Écartons l’hypothèse que vous ayez commis un crime réel ou que vous prépariez un attentat. Ce n’est ni votre genre, ni le mien. Ce qu’on vous reproche, ce qui vous met en péril, n’est pas la prétendue menace que vous exerceriez sur la vie des autres. C’est une question de conscience. Mais la liberté de conscience a cessé d’être d’actualité.
Vous êtes athée. Vous détestez le collectivisme sous toutes ses formes. Vous êtes libre de vos mœurs, de votre sexe et de votre cœur. Vous croyez au droit à la propriété privé et à la primauté de l’individu. Ces catégories de votre raison déplaisent à toutes les formes du pouvoir.
Du point de vue de la morale, et même de la justice, au sens ancien du terme, vous êtes innocent. Tant pis pour vous. C’est la société qui a changé, vous n’avez pas su ou pas voulu vous adapter à la nouvelle donne. Votre vieux pays est devenu une dictature démocratique, ou une théocratie, ou un casino intégral. Les trois peut-être. On vient vous demander des comptes. Il faut vous échapper, tant qu’il est encore temps.

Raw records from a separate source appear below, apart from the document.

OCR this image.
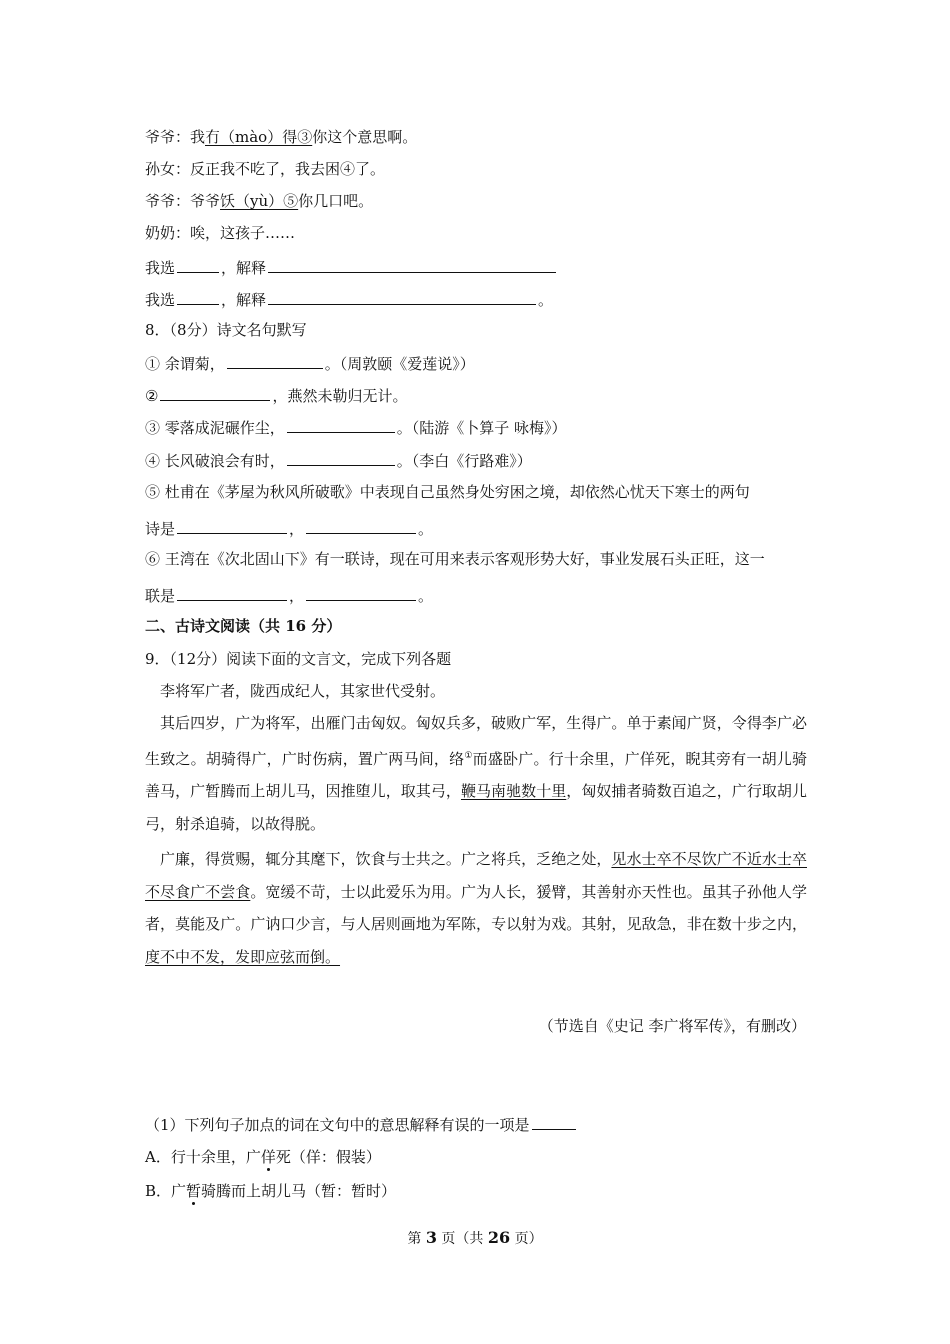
爷爷：我冇（mào）得③你这个意思啊。
孙女：反正我不吃了，我去困④了。
爷爷：爷爷饫（yù）⑤你几口吧。
奶奶：唉，这孩子……
我选	，解释
我选	，解释	。
8．（8分）诗文名句默写
① 余谓菊，	。（周敦颐《爱莲说》）
②	，燕然未勒归无计。
③ 零落成泥碾作尘，	。（陆游《卜算子 咏梅》）
④ 长风破浪会有时，	。（李白《行路难》）
⑤ 杜甫在《茅屋为秋风所破歌》中表现自己虽然身处穷困之境，却依然心忧天下寒士的两句
诗是	，	。
⑥ 王湾在《次北固山下》有一联诗，现在可用来表示客观形势大好，事业发展石头正旺，这一
联是	，	。
二、古诗文阅读（共 16 分）
9．（12分）阅读下面的文言文，完成下列各题
李将军广者，陇西成纪人，其家世代受射。
其后四岁，广为将军，出雁门击匈奴。匈奴兵多，破败广军，生得广。单于素闻广贤，令得李广必生致之。胡骑得广，广时伤病，置广两马间，络①而盛卧广。行十余里，广佯死，睨其旁有一胡儿骑善马，广暂腾而上胡儿马，因推堕儿，取其弓，鞭马南驰数十里，匈奴捕者骑数百追之，广行取胡儿弓，射杀追骑，以故得脱。
广廉，得赏赐，辄分其麾下，饮食与士共之。广之将兵，乏绝之处，见水士卒不尽饮广不近水士卒不尽食广不尝食。宽缓不苛，士以此爱乐为用。广为人长，猨臂，其善射亦天性也。虽其子孙他人学者，莫能及广。广讷口少言，与人居则画地为军陈，专以射为戏。其射，见敌急，非在数十步之内，度不中不发，发即应弦而倒。
（节选自《史记 李广将军传》，有删改）
（1）下列句子加点的词在文句中的意思解释有误的一项是
A．行十余里，广佯死（佯：假装）
B．广暂骑腾而上胡儿马（暂：暂时）
第 3 页（共 26 页）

Il se peut que ce ne soit pas une instance gouvernementale qui vous traque. C’est peut-être la mafia (vous avez été témoin involontaire d’un crime), un lobby agissant (vous êtes réfractaire à l’écriture inclusive), un père outragé, un artiste dédaigné. On ne sait pas comment c’est arrivé, mais à présent vous jouez votre tranquillité, votre liberté, peut-être votre peau.

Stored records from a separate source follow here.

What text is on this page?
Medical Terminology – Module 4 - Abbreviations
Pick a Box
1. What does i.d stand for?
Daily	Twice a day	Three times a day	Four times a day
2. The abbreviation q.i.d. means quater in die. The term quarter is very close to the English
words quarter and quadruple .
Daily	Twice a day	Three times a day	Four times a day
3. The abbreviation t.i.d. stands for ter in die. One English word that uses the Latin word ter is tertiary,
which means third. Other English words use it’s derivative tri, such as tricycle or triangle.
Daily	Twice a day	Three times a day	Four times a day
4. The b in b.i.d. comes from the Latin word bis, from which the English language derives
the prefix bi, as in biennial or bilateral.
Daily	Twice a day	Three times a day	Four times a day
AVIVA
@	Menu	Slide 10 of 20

Vous partez. Vos poursuivants sont nombreux. Ils sont organisés. Ils ont à leur disposition toutes la ressource des techniques de traçage moderne. Avant de quitter votre domicile pour toujours, vous vous êtes dépouillé des principaux capteurs que vous portez d’ordinaire sur vous. Votre téléphone, bien sûr. Votre carte d’identité, sauf si le pays dont vous êtes ressortissant n’a pas encore généralisé les modèles à puce intégrée : cela viendra. Votre abonnement de métro. Vos cartes de banque. Si vous avez un pacemaker, inutile d’insister : vous êtes phosphorescent, autant vous rendre tout de suite, ou mettre fin à vos jours, si vous pensez que c’est un sort moins cruel que ce qui vous attend.
Vous n’avez plus en poche qu’une arme, quand vous avez pu vous en procurer une, et de l’argent liquide, que vous avez eu la précaution de réunir, par petits retraits, de façon à posséder de quoi tenir un moment.

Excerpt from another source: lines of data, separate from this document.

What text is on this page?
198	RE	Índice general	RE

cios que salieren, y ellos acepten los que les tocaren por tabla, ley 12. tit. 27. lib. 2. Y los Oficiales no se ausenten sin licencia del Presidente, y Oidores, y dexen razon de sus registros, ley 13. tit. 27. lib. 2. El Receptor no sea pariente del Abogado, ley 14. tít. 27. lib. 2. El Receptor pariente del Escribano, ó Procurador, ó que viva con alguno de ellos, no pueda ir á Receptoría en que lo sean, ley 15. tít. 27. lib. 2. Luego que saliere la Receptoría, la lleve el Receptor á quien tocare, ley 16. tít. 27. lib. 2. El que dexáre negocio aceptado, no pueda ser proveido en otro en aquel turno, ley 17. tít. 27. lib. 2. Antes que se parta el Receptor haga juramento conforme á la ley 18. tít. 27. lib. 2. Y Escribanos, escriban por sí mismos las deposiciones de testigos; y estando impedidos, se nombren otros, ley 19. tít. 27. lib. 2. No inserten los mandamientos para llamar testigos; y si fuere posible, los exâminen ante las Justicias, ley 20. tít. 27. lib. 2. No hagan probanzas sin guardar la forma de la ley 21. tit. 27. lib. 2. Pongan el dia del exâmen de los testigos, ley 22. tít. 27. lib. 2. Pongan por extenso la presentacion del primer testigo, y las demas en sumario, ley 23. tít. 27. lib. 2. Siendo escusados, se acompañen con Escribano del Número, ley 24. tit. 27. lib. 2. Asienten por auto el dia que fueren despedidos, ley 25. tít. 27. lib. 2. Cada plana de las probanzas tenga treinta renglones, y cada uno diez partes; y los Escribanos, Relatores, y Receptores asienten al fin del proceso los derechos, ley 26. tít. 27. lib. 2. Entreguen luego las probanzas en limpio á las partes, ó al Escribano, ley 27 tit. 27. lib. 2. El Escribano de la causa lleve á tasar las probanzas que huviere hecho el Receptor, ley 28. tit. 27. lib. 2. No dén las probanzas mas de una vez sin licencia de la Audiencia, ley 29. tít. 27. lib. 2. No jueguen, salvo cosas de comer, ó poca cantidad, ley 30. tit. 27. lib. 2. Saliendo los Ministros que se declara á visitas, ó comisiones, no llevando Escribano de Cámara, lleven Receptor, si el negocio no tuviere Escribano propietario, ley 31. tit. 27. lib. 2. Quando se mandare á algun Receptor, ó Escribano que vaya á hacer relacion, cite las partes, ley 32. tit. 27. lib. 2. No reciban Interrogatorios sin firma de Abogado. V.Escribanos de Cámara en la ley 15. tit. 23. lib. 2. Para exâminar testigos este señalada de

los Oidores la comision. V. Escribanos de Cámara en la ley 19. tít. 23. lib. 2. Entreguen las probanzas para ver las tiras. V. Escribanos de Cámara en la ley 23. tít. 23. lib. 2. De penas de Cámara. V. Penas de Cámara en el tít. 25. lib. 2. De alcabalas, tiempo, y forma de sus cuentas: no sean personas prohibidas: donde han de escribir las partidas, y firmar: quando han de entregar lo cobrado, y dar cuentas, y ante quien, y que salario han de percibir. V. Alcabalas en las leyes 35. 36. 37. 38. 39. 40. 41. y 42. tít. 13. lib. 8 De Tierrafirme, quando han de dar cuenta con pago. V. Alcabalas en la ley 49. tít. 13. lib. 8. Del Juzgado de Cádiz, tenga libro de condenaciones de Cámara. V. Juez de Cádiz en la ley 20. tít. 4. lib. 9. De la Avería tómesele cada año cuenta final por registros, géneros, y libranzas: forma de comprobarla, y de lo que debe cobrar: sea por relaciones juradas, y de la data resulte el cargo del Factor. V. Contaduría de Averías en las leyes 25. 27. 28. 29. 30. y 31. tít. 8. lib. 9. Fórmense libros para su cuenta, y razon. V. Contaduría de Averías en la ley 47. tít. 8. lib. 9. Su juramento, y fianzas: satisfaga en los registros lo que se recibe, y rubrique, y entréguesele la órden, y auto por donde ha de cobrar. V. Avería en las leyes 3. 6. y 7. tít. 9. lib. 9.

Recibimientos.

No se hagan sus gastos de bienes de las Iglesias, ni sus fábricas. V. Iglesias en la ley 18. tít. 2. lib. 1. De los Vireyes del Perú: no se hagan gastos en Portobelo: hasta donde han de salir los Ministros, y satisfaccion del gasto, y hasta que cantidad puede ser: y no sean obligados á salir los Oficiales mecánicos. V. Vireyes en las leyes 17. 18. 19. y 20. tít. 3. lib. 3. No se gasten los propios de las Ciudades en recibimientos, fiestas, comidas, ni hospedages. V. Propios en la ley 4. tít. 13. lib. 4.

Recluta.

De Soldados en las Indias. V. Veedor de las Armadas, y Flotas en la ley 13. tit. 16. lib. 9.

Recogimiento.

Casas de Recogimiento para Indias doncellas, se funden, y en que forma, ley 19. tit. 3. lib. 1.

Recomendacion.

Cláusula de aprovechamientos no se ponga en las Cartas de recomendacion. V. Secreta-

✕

Vous ne pouvez pas prendre votre voiture (les plaques, le GPS). Vous ne pouvez pas en acheter une autre (on n’accepte plus l’argent liquide, sauf pour de très petites sommes). Vous ne pouvez pas prendre le TGV (les billets sont nominaux). Vous ne pouvez pas prendre l’avion, il faut montrer son passeport. Pour vous déplacer au-delà du point où peuvent vous mener vos pieds ou votre vélo, il ne vous reste que le métro, les taxis et les trains d’utilité locale. Voilà qui limite fortement votre rayon d’action. Et qui ne va pas sans risque non plus. L’inconvénient des taxis, c’est le chauffeur et sa fichue mémoire des visages. L’inconvénient des lignes déficitaires, c’est la rareté des voyageurs : dans la voiture de deuxième classe, il n’y a que le contrôleur et vous.
Il vous faudra trouver des hôtels où l’on ne vous demande pas une carte de crédit pour garantir le mini-bar. Il faudra être anonyme et anodin à la fois 24 heures sur 24.
Vos poches seront bourrées à craquer de petites coupures, si vous avez eu le temps de réunir un pécule avant d’abandonner vos cartes. Vous en prendrez bien soin. Vous ne pourrez plus renouveler le stock, à moins de vous mettre cambrioleur, ou prostitué dans un club vintage.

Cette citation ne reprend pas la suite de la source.